I find myself sometimes needing to take a step back from school and even my family and just be by myself in a room turning off my phone and just having an OutLoud conversation with God. Because when all else fails, I know I can always go back and just figure it out with God. I wish the Israelites did that in this passage. If they took a minute and had a conversation with God trying to work through everything, maybe they would’ve found what they were looking for.

Take a look at what Joshua said, which is in verses 7-9.
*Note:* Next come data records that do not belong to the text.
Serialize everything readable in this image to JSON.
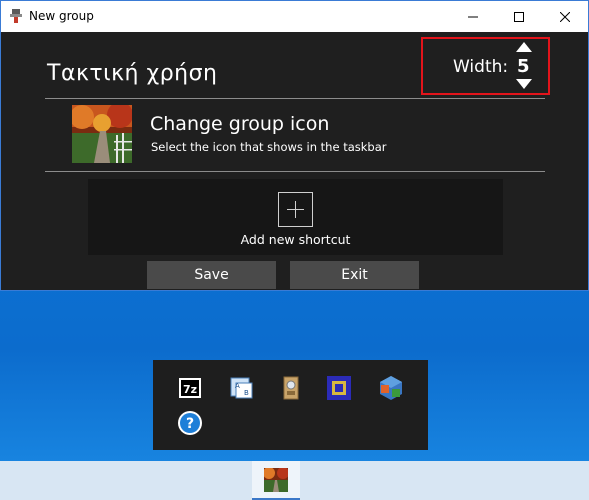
{
  "window": {
    "title": "New group",
    "group_name": "Τακτική χρήση",
    "width_label": "Width:",
    "width_value": "5",
    "change_icon_title": "Change group icon",
    "change_icon_subtitle": "Select the icon that shows in the taskbar",
    "add_shortcut_label": "Add new shortcut",
    "save_label": "Save",
    "exit_label": "Exit"
  },
  "popup_icons": [
    "7zip-icon",
    "dictionary-icon",
    "archive-icon",
    "cpu-icon",
    "virtualbox-icon",
    "help-icon"
  ],
  "colors": {
    "window_bg": "#1f1f1f",
    "highlight_border": "#e3141b",
    "button_bg": "#4a4a4a",
    "desktop": "#0a74d6"
  }
}
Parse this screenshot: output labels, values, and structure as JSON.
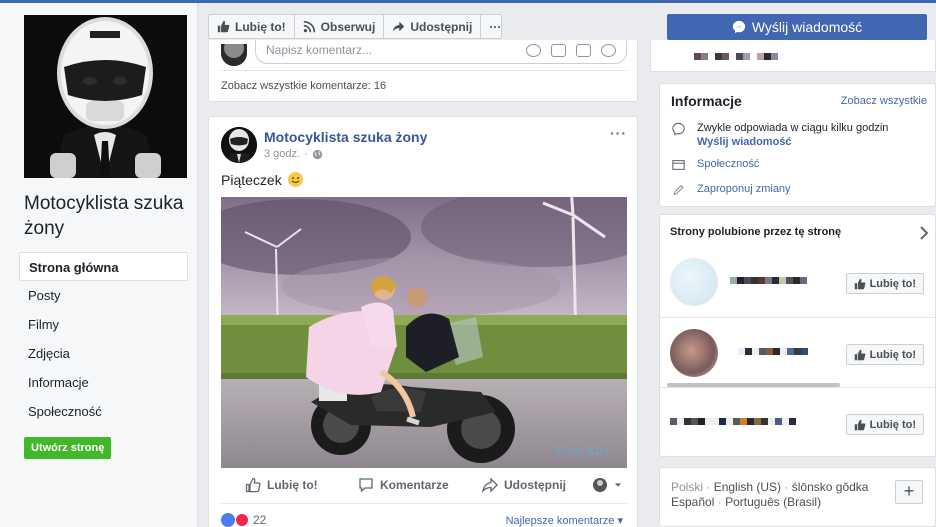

“The land we passed through and explored is exceedingly good. If the Lord is pleased with us, he will lead us into that land, a land flowing with milk and honey, and will give it to us. Only do not rebel against the Lord. And do not be afraid of the people of the land, because we will devour them. Their protection is gone, but the Lord is with us. Do not be afraid of them.”

He was brave to go in front of everyone and say what he said. He saw the land that God wanted him to see and he understood if God was pleased with them, He would lead them into this land.

-Genesis Dylewski

Questions for Reflection and Discussion

  1. How well do you feel you trust God when faced with difficulties? When you are in the minority? When you feel like a grasshopper? When you are in a scary situation or unsure of the outcome? How do you think more time calling out to God could help boost your faith in each of these situations? What else could help build your trust?
  2. Can you think of a time you went your own way and tried to take care of a situation on your own (perhaps the “safe” way) rather than joining God where He wanted to lead you? What might you have missed out on?
  3. Which was actually the bigger threat to the Israelites – facing the scary heathen foreigners who didn’t know God (with God at their side) or siding with the majority report from the people of God (who were not trusting God)?
  4. What were the consequences of the Israelites choosing to not go where He was leading when He was leading?